Quem quisesse tirar uma foto 3×4 para atualizar a carteira ou um documento tinha que recorrer aos serviços de pessoas como Marcão, como é conhecido na região. O retratista possui uma cabine em frente à Praça Cívica. O ponto na esquina com a Avenida Araguaia já foi um dos mais cobiçados no passado. “Mas hoje tá minguado”, faz a ressalva.
Os tempos mudaram. Hoje, dá para fazer boas fotos para documentos com um celular em mãos e gradativamente as pessoas deixaram de procurar o trabalho de Marcão. Nem sempre foi assim. “A gente até já fez eventos do provão que a pessoa ia pessoalmente fazer a matrícula para fazer as provas. Já teve semana de eu bater 1.000 pessoas. Isso no começo dos anos 2000”, relembra.
Atualmente, Marcão se vira como pode. Ele relata dias em que atende aproximadamente 10 pessoas. Em outros, alguns poucos. “O trem tá [sic] meio difícil, hein?”, destaca. Cada cartela com 8 fotos é comercializada a R$ 30. “Fica em cima para cobrir todos os custos que a gente tem.”
É preciso correr contra o tempo e não raro o retratista recorre a corridas em aplicativos de transporte para complementar os ganhos. “A gente fica no vermelhinho. Fecha no vermelho, termina no vermelho. A gente tem que se reinventar… A inflação tá presente na vida do brasileiro”, conta.

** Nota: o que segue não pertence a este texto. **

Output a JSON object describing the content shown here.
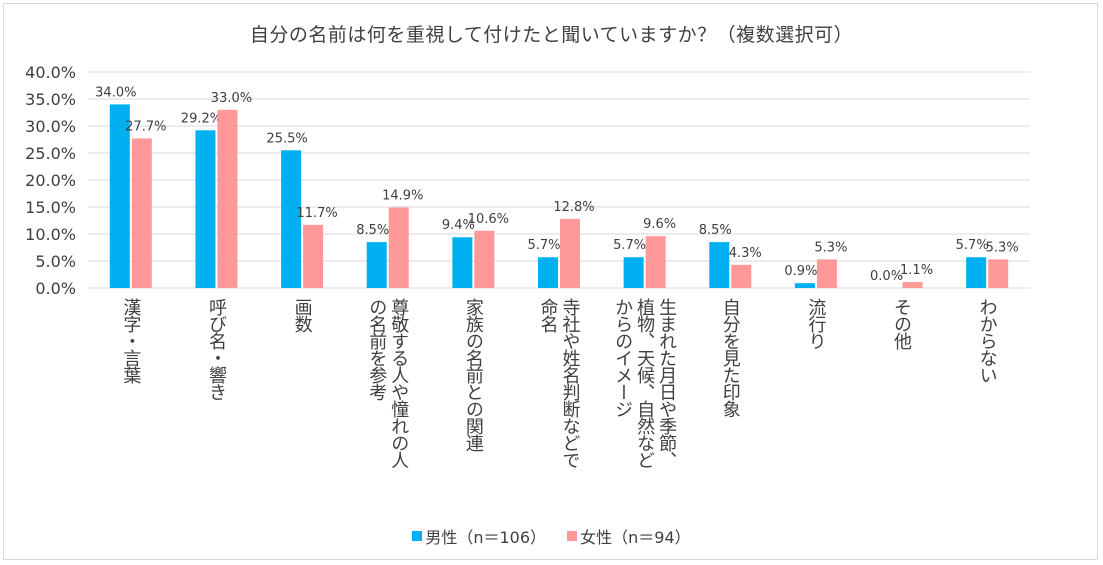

No passado, os clientes de Marcão não tinham um perfil específico. Da doméstica ao grande empresário, todos lhe procuravam para adquirir uma foto 3×4. “Hoje são os operários. Os empregados da CLT que vão entrar na empresa e ser registrados. O pessoal exige ainda foto para colocar lá no formulário do RH”, conta em tom quase antropológico.
Marcão se considera um “sobrevivente” em um mercado que foi praticamente suplantado por conta da era digital. Mas acredita que terá fôlego para continuar mais algum tempo. “Ao meu ver, tem pessoas que não conseguem acesso o digitalização. Alguns não querem se adaptar mesmo. Acho que não é para todo o mundo. Por exemplo, o Pix foi criado e nem todo mundo quer usar. A maioria da população, claro, tem acesso e não vai vir aqui tirar uma foto 3×4. Infelizmente, ou felizmente a tecnologia não é para todo o mundo”, salientou.
Quando se fala em reformulação do centro da cidade, Marcão até esboça um ar otimista, mas teme que os interesses eleitoreiros norteiam o debate e o assunto fique apenas no discurso. “O pessoal fala em revitalização. A gente ouve que isso pode acontecer e precisa mesmo. Eu não sei quando virá e se o poder público vai conseguir fazer algo efetivo, que não seja algo politiqueiro. O ano da eleição está chegando, os políticos prometem muita coisa. Claro, a gente torce né? O Centro não pode ficar como tá”, destaca.